По всему фронту от Бреста на запад оглушительно ревели орудия.

* * *

По всем дорогам тянутся крикливые вереницы удирающих войск. С визгом и грохотом в две, три, четыре шеренги катятся люди и лошади вперемежку с гуртами скота, автомобилями, лазаретными линейками и беженцами. Бегут как попало, крича и беснуясь, насыщая воздух проклятиями, утопая в потоках едкой матерщины и пыли. От пыли першит в горле и мучительно слезятся глаза. В белых клубах & трудом барахтаются ослеплённые люди: человеку, сидящему верхом, не видать ушей своей лошади. Поминутно вся эта грохочущая лавина замирает на месте, и тогда глазам открываются чудовищные картины: павшие лошади со вздутыми, как гора, животами; истекающий кровью жеребёнок под колёсами автомобиля; старик, умирающий на возу и беспомощно протягивающий свои тощие пальцы; обессилевшие женщины, свалившиеся у дороги и ежеминутно рискующие быть раздавленными; дети с испуганными личиками, прижатые кабанами или телятами; дюжие солдаты, хватающие за грудь растрёпанных девушек; десятками падающие среди дороги коровы; сбившиеся в кучу овечки; сотни заплаканных лиц, с тоской и отчаянием выкрикивающих: «Но! но!..»; полосующие кнуты; задёрганные до полусмерти лошади и десятки тысяч усталых, замученных, запылённых солдат...

Чем дальше, тем гуще становится толпа, тем крепче скипается она в одно гигантское змеевидное тело, сбитое из коров, людей и копыт, колёс, кнутов и повозок.

* * *

Уходим с последними остатками ошалело бегущей армии.

С трудом продираемся сквозь бушующее пламя. Огненные языки полыхают жаром в лицо.

Сбросив всадников, десятки лошадей в одичалом безумии с топотом мчатся по горящим улицам Бреста.
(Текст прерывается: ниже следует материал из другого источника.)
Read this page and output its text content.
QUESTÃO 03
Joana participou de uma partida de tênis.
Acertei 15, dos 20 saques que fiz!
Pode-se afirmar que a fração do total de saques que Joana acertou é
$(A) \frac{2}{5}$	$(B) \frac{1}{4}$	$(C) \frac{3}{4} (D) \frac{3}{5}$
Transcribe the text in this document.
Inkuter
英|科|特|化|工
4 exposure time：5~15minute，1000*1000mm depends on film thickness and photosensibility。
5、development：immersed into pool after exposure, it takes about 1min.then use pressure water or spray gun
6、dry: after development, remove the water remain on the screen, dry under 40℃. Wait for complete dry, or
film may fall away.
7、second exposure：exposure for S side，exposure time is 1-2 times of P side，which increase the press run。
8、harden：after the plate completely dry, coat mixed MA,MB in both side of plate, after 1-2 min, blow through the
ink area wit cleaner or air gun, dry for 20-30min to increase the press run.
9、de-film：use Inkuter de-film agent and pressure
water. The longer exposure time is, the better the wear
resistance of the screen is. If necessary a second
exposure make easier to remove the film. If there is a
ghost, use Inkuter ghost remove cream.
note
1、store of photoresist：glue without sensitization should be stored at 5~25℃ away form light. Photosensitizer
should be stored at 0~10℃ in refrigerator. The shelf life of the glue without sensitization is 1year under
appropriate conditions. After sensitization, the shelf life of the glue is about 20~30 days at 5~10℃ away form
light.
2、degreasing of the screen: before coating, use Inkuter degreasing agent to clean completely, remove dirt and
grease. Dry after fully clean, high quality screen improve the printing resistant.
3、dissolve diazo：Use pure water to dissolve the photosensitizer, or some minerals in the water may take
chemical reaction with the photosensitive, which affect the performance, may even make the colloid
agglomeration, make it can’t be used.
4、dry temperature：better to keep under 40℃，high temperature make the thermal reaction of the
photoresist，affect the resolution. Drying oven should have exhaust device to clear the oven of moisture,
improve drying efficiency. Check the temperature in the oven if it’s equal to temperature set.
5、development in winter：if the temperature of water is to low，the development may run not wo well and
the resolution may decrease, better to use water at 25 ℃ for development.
На станции поезда удирают, не дожидаясь пассажиров. Отбившиеся одиночки-солдаты, сестры милосердия, беженцы — бросаются в первый попавшийся вагон и бегут, неведомо куда и зачем.

За вокзалом чуть синеют в тумане далёкие леса, прорезанные золотыми блесками бивачных костров.

С высокого пригорка в последний раз открывается пылающий Брест. В вечернем небе скачет и мечется широкое огненное зарево. Мглистый воздух, наполненный криками и гарью, гудит и вздрагивает от взрывов: это с грохотом взлетают последние форты.

Каждая огненная вспышка, как кнутами, подхлёстывает катящуюся лавину.

Извиваясь и лязгая, она вытягивается узкой лентой вдоль Кобринского шоссе — единственный путь через Пинские болота.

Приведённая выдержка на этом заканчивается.